Background: The conventional means of controlling the recurring pandemics of Type A Influenza Virus (IAV) infections remain challenging primarily because of its high mutability and increasing drug resistance. As an alternative to control IAV infections, the prophylactic use of cytokines to drive immune activation of multiple antiviral host factors has been progressively recognized. Among them, Type III Interferons (IFNs) exhibit a pivotal role in inducing potent antiviral host responses by upregulating the expression of several antiviral genes, including the Interferon-Stimulated Genes (ISGs) that specifically target the virus replication machinery. To harness the immuno-adjunctive potential, we examined whether pre-treatment of IFNλ3, a Type III IFN, can activate antiviral host responses against IAV infections.
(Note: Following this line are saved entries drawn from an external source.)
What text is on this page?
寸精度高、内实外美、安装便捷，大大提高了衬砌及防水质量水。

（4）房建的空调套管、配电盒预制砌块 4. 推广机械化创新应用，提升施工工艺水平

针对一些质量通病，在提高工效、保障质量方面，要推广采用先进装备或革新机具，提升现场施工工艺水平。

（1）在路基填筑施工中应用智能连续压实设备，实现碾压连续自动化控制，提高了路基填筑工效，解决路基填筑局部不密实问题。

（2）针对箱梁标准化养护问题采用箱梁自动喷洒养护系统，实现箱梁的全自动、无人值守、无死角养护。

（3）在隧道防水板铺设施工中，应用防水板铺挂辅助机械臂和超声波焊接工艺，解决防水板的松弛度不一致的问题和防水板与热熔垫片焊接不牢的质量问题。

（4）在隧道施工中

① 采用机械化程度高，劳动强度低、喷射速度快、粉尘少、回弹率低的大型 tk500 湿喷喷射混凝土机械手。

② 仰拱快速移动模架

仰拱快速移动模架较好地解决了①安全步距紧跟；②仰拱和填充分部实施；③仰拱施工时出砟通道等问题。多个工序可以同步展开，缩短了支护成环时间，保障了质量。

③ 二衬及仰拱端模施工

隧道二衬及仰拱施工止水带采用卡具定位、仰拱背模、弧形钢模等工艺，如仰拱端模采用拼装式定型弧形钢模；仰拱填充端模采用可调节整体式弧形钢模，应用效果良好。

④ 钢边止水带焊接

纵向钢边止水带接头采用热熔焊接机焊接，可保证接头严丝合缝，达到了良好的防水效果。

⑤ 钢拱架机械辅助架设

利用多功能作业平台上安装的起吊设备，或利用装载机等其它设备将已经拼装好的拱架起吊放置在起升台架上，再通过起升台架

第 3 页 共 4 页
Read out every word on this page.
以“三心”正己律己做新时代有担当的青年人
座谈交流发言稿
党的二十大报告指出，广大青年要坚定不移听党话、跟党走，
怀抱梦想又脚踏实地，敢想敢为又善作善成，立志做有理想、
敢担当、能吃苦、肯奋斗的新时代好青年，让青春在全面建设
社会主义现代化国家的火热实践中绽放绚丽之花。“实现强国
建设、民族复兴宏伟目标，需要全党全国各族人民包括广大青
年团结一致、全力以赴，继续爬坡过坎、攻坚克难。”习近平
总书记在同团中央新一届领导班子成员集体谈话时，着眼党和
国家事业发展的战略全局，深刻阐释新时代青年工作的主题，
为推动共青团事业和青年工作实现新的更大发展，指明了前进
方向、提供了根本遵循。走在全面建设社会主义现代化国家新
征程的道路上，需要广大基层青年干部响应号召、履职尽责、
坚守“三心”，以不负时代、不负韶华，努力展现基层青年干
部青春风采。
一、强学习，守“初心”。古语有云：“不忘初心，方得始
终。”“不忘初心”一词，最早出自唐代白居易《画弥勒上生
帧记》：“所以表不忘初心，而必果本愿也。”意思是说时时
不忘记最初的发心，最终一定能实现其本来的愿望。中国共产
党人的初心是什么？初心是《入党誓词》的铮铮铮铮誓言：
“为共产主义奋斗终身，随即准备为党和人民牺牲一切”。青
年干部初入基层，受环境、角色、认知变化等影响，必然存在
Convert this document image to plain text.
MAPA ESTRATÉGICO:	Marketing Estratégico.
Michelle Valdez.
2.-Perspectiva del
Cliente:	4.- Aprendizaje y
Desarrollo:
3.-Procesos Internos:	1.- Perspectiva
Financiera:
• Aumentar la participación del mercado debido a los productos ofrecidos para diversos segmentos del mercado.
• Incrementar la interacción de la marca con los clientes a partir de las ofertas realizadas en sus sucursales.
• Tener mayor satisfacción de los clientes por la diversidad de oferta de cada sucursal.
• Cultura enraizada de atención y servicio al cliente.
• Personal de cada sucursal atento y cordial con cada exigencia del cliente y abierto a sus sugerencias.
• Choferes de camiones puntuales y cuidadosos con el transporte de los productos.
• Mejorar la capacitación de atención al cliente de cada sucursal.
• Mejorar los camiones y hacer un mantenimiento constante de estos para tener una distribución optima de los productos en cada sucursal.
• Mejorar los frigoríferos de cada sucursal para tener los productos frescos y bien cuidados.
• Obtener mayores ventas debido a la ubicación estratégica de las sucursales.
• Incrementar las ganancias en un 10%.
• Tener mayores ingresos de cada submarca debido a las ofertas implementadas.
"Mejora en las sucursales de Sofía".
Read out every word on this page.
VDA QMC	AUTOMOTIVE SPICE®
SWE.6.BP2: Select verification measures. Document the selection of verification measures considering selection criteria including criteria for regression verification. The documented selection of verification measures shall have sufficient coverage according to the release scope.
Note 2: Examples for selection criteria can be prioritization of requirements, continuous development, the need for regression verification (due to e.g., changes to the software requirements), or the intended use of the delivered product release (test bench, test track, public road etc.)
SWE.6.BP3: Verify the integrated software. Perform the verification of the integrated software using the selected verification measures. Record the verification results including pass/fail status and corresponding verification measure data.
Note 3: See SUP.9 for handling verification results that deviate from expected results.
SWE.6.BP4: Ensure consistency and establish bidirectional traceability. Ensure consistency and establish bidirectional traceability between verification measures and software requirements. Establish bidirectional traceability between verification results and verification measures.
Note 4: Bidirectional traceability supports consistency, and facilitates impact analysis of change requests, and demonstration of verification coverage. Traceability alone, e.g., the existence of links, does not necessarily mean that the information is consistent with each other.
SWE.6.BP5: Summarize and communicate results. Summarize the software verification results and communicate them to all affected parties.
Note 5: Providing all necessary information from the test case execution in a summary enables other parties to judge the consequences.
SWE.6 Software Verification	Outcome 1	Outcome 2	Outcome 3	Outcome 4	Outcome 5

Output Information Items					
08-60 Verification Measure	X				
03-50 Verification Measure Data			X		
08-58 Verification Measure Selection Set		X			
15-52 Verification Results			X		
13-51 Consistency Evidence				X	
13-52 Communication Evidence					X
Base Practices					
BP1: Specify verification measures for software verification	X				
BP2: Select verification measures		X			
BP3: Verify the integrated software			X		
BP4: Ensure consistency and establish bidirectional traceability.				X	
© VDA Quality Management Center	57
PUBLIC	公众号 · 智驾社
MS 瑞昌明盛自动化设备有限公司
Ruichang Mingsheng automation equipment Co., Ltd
Methods: In the present study, we bioengineered a food-grade lactic acid-producing bacteria (LAB), Lactococcus lactis (L. lactis), to express and secrete functional murine IFNλ3 (MuIFNλ3) protein in the extracellular milieu. To test the immune-protective potential of MuIFNλ3 secreted by recombinant L. lactis (rL. lactis), we used murine B16F10 cells as an in vitro model while mice (BALB/c) were used for in vivo studies.

Results: Our study demonstrated that priming with MuIFNλ3 secreted by rL. lactis could upregulate the expression of several antiviral genes, including Interferon Regulatory Factors (IRFs) and ISGs, without exacerbated pulmonary or intestinal inflammatory responses. Moreover, we also showed that pre-treatment of B16F10 cells with MuIFNλ3 can confer marked immune protection against mice-adapted influenza virus, A/PR/8/1934 (H1N1) infection.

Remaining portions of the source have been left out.